Quem os olhasse teria visto o mesmo que veria em mim, acarinhada que fui. Um, dois, três cavalheiros e um cachorro no fim daquela tarde, calçada, cenário público pruma cena íntima. Insistir em ser delicado e generoso num ambiente grosseiro é um ato de coragem, de fé.

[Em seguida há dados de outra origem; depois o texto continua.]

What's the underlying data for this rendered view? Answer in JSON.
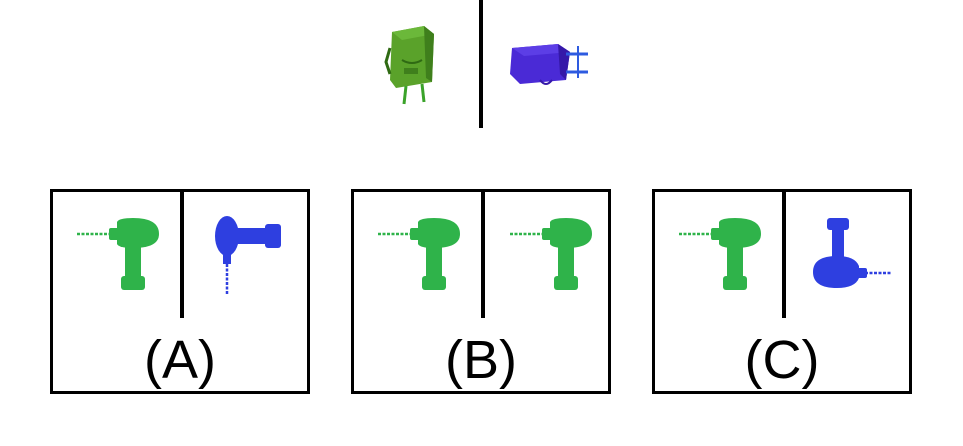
{
  "reference": {
    "left_object": "green-box-object",
    "right_object": "blue-box-object-rotated"
  },
  "options": [
    {
      "label": "(A)",
      "left_object": "green-drill-icon",
      "right_object": "blue-drill-rotated-icon"
    },
    {
      "label": "(B)",
      "left_object": "green-drill-icon",
      "right_object": "green-drill-icon"
    },
    {
      "label": "(C)",
      "left_object": "green-drill-icon",
      "right_object": "blue-drill-rotated-icon"
    }
  ],
  "colors": {
    "green": "#2fb34a",
    "green_dark": "#1e8f37",
    "blue": "#2e3fe0",
    "blue_dark": "#1f2bb3",
    "box_green": "#5aa22a",
    "box_blue": "#4a2ad6"
  }
}
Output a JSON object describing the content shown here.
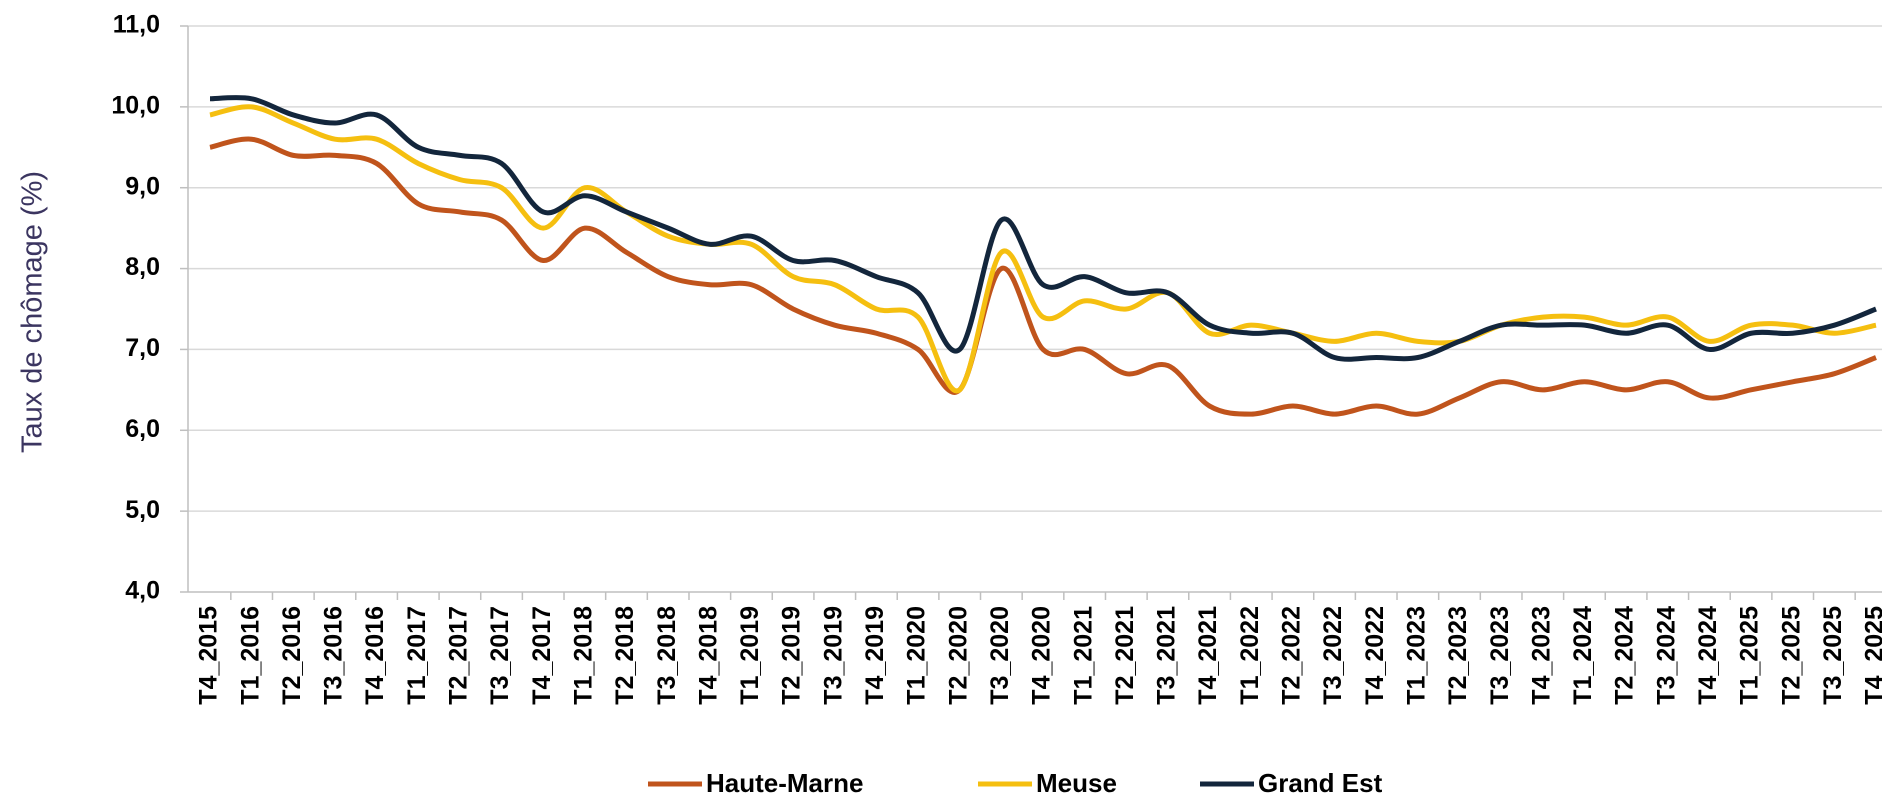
{
  "chart_data": {
    "type": "line",
    "y_label": "Taux de chômage (%)",
    "categories": [
      "T4_2015",
      "T1_2016",
      "T2_2016",
      "T3_2016",
      "T4_2016",
      "T1_2017",
      "T2_2017",
      "T3_2017",
      "T4_2017",
      "T1_2018",
      "T2_2018",
      "T3_2018",
      "T4_2018",
      "T1_2019",
      "T2_2019",
      "T3_2019",
      "T4_2019",
      "T1_2020",
      "T2_2020",
      "T3_2020",
      "T4_2020",
      "T1_2021",
      "T2_2021",
      "T3_2021",
      "T4_2021",
      "T1_2022",
      "T2_2022",
      "T3_2022",
      "T4_2022",
      "T1_2023",
      "T2_2023",
      "T3_2023",
      "T4_2023",
      "T1_2024",
      "T2_2024",
      "T3_2024",
      "T4_2024",
      "T1_2025",
      "T2_2025",
      "T3_2025",
      "T4_2025"
    ],
    "series": [
      {
        "name": "Haute-Marne",
        "color": "#c0541c",
        "values": [
          9.5,
          9.6,
          9.4,
          9.4,
          9.3,
          8.8,
          8.7,
          8.6,
          8.1,
          8.5,
          8.2,
          7.9,
          7.8,
          7.8,
          7.5,
          7.3,
          7.2,
          7.0,
          6.5,
          8.0,
          7.0,
          7.0,
          6.7,
          6.8,
          6.3,
          6.2,
          6.3,
          6.2,
          6.3,
          6.2,
          6.4,
          6.6,
          6.5,
          6.6,
          6.5,
          6.6,
          6.4,
          6.5,
          6.6,
          6.7,
          6.9
        ]
      },
      {
        "name": "Meuse",
        "color": "#f5bf10",
        "values": [
          9.9,
          10.0,
          9.8,
          9.6,
          9.6,
          9.3,
          9.1,
          9.0,
          8.5,
          9.0,
          8.7,
          8.4,
          8.3,
          8.3,
          7.9,
          7.8,
          7.5,
          7.4,
          6.5,
          8.2,
          7.4,
          7.6,
          7.5,
          7.7,
          7.2,
          7.3,
          7.2,
          7.1,
          7.2,
          7.1,
          7.1,
          7.3,
          7.4,
          7.4,
          7.3,
          7.4,
          7.1,
          7.3,
          7.3,
          7.2,
          7.3
        ]
      },
      {
        "name": "Grand Est",
        "color": "#13263c",
        "values": [
          10.1,
          10.1,
          9.9,
          9.8,
          9.9,
          9.5,
          9.4,
          9.3,
          8.7,
          8.9,
          8.7,
          8.5,
          8.3,
          8.4,
          8.1,
          8.1,
          7.9,
          7.7,
          7.0,
          8.6,
          7.8,
          7.9,
          7.7,
          7.7,
          7.3,
          7.2,
          7.2,
          6.9,
          6.9,
          6.9,
          7.1,
          7.3,
          7.3,
          7.3,
          7.2,
          7.3,
          7.0,
          7.2,
          7.2,
          7.3,
          7.5
        ]
      }
    ],
    "ylim": [
      4,
      11
    ],
    "yticks": [
      {
        "value": 4,
        "label": "4,0"
      },
      {
        "value": 5,
        "label": "5,0"
      },
      {
        "value": 6,
        "label": "6,0"
      },
      {
        "value": 7,
        "label": "7,0"
      },
      {
        "value": 8,
        "label": "8,0"
      },
      {
        "value": 9,
        "label": "9,0"
      },
      {
        "value": 10,
        "label": "10,0"
      },
      {
        "value": 11,
        "label": "11,0"
      }
    ],
    "grid": true
  }
}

_ Não, mas olha, vou te ensinar: quando você lava o cabelo, o condicionador tem que vir da metade pra baixo. Se você passa em tudo a raiz fica oleosa. Condicionador é só mais pras pontas. Agora shampoo, não. O shampoo sim, você tem que passar bem na raiz, pra lavar bem. Mas tem que enxaguar. Tira tudo, daí vem o condicionador, porque daí... – dizia o primeiro para seu modelo enquanto lhe ajeitava uma bela trança nos cachos. Mas o importante não era a trança, nem a dica, nem o cachorro ali parado, nem eu ali olhando. O importante era a feição do que recebia, obediente, a trança. Lia-se nele o que se lê no humano que tem carinho no ato de seu recebimento. Lia-se cumplicidade e gratidão. A delicadeza como a mais contundente resistência.

7 de abril de 2011

Assassinato por escrito

Ela levou a mão ao coldre pela segunda vez em três meses completos. Depois de todas as tentativas anteriores, só aquelas contavam. Era o segundo segundo em que o mirava, o momento em que ele era alvo silencioso de toda fúria vociferante que o amor assinava. Ela própria era seu alvo junto dele, a bala, o gatilho e ela. Tudo uma coisa só.

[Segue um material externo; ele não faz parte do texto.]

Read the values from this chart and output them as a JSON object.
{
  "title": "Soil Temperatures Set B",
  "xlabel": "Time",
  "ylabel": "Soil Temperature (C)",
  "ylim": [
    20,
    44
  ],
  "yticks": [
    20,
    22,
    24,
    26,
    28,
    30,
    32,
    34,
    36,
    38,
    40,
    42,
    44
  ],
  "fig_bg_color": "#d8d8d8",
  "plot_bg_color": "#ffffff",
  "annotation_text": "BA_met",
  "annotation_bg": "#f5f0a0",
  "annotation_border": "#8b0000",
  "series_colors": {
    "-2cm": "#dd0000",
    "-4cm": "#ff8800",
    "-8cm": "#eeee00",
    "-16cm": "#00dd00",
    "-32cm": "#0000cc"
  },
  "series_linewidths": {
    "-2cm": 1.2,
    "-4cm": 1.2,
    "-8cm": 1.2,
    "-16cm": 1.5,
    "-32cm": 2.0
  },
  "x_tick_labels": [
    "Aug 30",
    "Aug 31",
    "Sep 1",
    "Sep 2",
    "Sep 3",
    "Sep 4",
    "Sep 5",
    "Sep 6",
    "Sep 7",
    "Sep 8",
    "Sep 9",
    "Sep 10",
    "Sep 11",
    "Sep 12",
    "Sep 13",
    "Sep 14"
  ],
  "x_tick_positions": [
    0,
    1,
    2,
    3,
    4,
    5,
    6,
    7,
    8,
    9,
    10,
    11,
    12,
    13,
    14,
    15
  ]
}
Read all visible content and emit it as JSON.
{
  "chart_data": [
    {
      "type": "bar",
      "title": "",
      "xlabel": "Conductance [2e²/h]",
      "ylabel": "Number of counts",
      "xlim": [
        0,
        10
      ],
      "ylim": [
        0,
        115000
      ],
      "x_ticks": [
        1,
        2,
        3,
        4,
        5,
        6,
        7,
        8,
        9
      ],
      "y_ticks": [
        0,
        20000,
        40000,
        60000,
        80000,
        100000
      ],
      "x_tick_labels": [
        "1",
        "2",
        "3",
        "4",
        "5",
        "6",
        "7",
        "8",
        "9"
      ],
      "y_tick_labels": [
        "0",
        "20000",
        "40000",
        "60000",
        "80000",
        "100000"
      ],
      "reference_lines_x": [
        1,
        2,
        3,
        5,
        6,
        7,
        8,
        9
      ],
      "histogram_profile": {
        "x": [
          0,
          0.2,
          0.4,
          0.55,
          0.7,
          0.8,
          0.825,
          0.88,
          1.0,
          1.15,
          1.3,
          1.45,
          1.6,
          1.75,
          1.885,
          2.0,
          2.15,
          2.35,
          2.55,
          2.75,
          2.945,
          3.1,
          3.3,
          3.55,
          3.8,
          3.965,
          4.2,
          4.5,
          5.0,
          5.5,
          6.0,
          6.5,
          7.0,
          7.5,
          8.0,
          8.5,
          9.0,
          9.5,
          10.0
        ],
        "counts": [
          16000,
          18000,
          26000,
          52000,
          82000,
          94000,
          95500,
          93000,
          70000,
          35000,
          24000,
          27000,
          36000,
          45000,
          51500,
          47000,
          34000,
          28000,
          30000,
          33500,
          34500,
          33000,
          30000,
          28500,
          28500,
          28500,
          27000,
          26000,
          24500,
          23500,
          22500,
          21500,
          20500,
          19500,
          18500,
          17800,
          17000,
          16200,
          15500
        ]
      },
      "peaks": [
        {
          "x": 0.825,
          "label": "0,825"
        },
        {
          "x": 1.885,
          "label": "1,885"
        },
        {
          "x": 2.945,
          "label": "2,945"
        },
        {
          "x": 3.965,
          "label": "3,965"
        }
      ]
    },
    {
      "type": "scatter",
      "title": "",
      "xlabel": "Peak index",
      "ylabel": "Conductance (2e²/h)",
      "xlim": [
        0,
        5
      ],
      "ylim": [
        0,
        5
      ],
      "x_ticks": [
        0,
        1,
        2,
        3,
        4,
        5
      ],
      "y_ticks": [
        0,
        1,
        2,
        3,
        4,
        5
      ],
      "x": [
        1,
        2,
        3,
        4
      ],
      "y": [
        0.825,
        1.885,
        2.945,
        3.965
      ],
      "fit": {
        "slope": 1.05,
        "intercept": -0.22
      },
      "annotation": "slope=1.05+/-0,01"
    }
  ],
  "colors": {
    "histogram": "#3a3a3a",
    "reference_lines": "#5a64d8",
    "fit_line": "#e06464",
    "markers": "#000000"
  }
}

...E levou a mão ao coldre, sacou sua arma e o mirou diante de si, aquele alvo silencioso à mercê de toda a culpa. Ele era o abismo, a morte que ela queria matar.

“Bang!” – o dedo se apertou no tiro certeiro que o atingiu de raspão no dedo mindinho do pé esquerdo. Ela tinha vontade de torturar para matar. Torturar.

“Bang!” – e fez vento no cabelo.

Ele se ajeitou, célebre como indefeso, bebendo dela a razão de – “Bang!” – o furo na parede.
Naquele rosto doce ela via círculos em duas cores ao redor do pequeno ponto, bem no centro de sua visão turva.

“Bang!”
“Bang!”

Ela avançava na direção de seu alvo e queria perfurar-lhe a carne, estar em suas entranhas, apagar sua memória, história e existência. Queria ser a própria bala para vê-lo dentro, testemunhá-lo o sangue e a ferida. Curá-lo.

“Bang!”

Mas era a palavra sua munição e sua intenção um sacrilégio.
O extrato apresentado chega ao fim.